En même temps que Marie-Claire (lecture d’après-midi), je relisais le Journal de Gombrowicz (lecture de chevet), ce qui a fait dévier mes pensées vers un autre type de face à face entre l’homme et la bête :
Je me promenais dans l’allée bordée d’eucalyptus, quand tout à coup surgit de derrière un arbre une vache.
Je m’arrêtai et nous nous regardâmes dans le blanc des yeux. Sa vachéité surprit à ce point mon humanité ‒ il y eut une telle tension dans l’instant où nos regards se croisèrent ‒ que je me sentis confus en tant qu’homme, en tant que membre de l’espèce humaine. Sentiment étrange, que j’éprouvais sans doute pour la première fois : la honte de l’homme face à l’animal. Je lui avais permis de me voir, de me regarder, ce qui nous rendait égaux, et du coup j’étais devenu moi-même un animal, mais un animal étrange, je dirais illicite. (Journal, I, 1958, p. 517)
Il est étonnant de s’apercevoir, au fil des remarquables pages qui suivent, que cette expérience existentielle du romancier polonais n’est peut-être pas très éloignée de celle de la jeune bergère qui, intimidée au début par le regard de la chèvre, adopte une “chevréité” pour lui faire face.
Certes, Marie-Claire doit travailler à ramener la chèvre au troupeau, ce dont n’a cure un intellectuel dont les contorsions mentales concernent la question de la “maturité” face à “l’immaturité”. Mais je suis sûre que Gombrowicz aurait admiré la manière dont la bergère spontanément « renoue avec l’Inférieur » en se mettant au même plan que la chèvre.

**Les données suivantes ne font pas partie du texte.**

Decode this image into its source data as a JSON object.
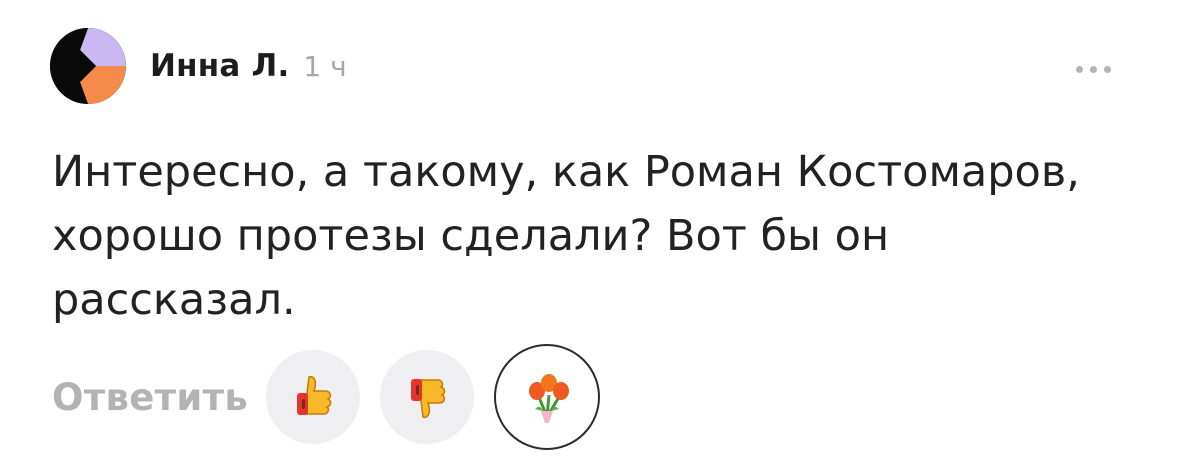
{
  "author": {
    "name": "Инна Л.",
    "time": "1 ч"
  },
  "comment": {
    "text": "Интересно, а такому, как Роман Костомаров,\nхорошо протезы сделали? Вот бы он\nрассказал."
  },
  "actions": {
    "reply_label": "Ответить",
    "reactions": [
      {
        "icon": "thumbs-up-icon"
      },
      {
        "icon": "thumbs-down-icon"
      },
      {
        "icon": "flowers-icon"
      }
    ]
  },
  "menu": {
    "icon": "more-dots-icon"
  },
  "colors": {
    "avatar_black": "#0a0a0a",
    "avatar_lavender": "#c9b8f2",
    "avatar_orange": "#f58a4a",
    "muted_text": "#b3b3b6",
    "reaction_bg": "#efeff1"
  }
}
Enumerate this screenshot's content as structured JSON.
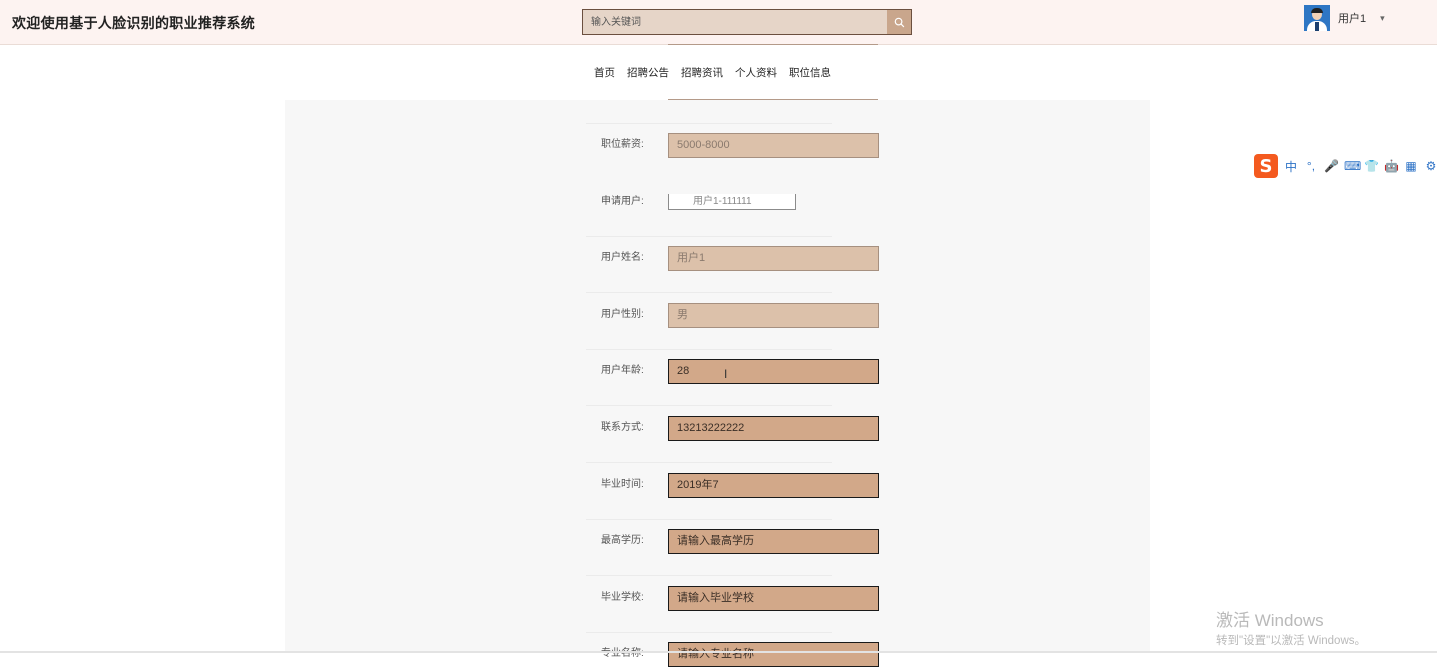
{
  "header": {
    "title": "欢迎使用基于人脸识别的职业推荐系统",
    "search_placeholder": "输入关键词",
    "user_name": "用户1",
    "caret": "▾"
  },
  "nav": {
    "items": [
      "首页",
      "招聘公告",
      "招聘资讯",
      "个人资料",
      "职位信息"
    ]
  },
  "form": {
    "fields": [
      {
        "label": "职位薪资:",
        "value": "5000-8000"
      },
      {
        "label": "申请用户:",
        "value": "用户1-111111"
      },
      {
        "label": "用户姓名:",
        "value": "用户1"
      },
      {
        "label": "用户性别:",
        "value": "男"
      },
      {
        "label": "用户年龄:",
        "value": "28"
      },
      {
        "label": "联系方式:",
        "value": "13213222222"
      },
      {
        "label": "毕业时间:",
        "value": "2019年7"
      },
      {
        "label": "最高学历:",
        "value": "请输入最高学历"
      },
      {
        "label": "毕业学校:",
        "value": "请输入毕业学校"
      },
      {
        "label": "专业名称:",
        "value": "请输入专业名称"
      }
    ]
  },
  "ime": {
    "logo": "S",
    "icons": [
      "中",
      "°,",
      "🎤",
      "⌨",
      "👕",
      "🤖",
      "▦",
      "⚙"
    ]
  },
  "watermark": {
    "line1": "激活 Windows",
    "line2": "转到\"设置\"以激活 Windows。"
  }
}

Je suis sûre aussi que s’il avait eu accès au texte de Marguerite Audoux, il se serait dit, avec un sourire las, que les philosophes sont “de merveilleux enfonceurs de portes ouvertes, merveilleux énonceurs à grands fracas de ce que sait depuis toujours un gardeur de moutons.” (Dubuffet, Correspondance avec Gombrowicz, p. 46).

Jean Dubuffet, “Vache au nez subtil”, 1954. The Museum of Modern Art, New-York.
Deux jours après sa troublante confrontation avec la vache, Gombrowicz fait un retour sur lui-même :
Comprendre la nature, la contempler, l’analyser, c’est une chose. Mais lorsque je tâche de l’approcher comme quelque chose d’égal à moi par la vie commune qui nous englobe, que j’essaie d’être à tu et à toi avec les animaux et les plantes, je suis pris de lassitude et de dégoût, je perds courage, je rentre au plus vite dans mon humaine maison et je ferme la porte à double tour. (p. 521)
S’est éveillée toutefois en lui une sensibilité très moderne à la douleur de toutes les espèces vivantes :
(…) Le cheval ? Le ver ? On les a oubliés. Dans leur souffrance il n’y a pas de justice. C’est un fait nu, un désespoir absolu qui se déverse à flots. (…) Pour les gens de la vieille école c’est, après leur propre douleur, celle de leurs parents qui est la plus pénible (…) Pour nous, les gens de la nouvelle école, la douleur est la douleur, n’importe où qu’elle apparaisse, aussi terrifiante chez une mouche que chez un homme. Nous nous sommes peu à peu sensibilisés à la souffrance à l’état pur ; notre enfer est devenu universel. (p. 520-523).
L’écrivain polonais mort en 1969 déclarait avec son humour froid et son français élégant : « Je suis à la page, bien que je ne sache pas laquelle ». Nous le savons en 2019 : cet oncle d’Elizabeth Costello n’était pas “à la page” mais en avance d’une cinquantaine de pages, perplexe comme Coetzee sur l’aspect “anti-cheval”, “anti-arbre”, “anti-nature” des humains.
(A suivre)
- Voir le numéro de L’ARC sur Jean Dubuffet, “Culture et subversion”, où figurent (dans une traduction revue) certains passages du Journal de Gombrowicz cités ici, accompagnés d’une autre vache du peintre, à l’encre de Chine.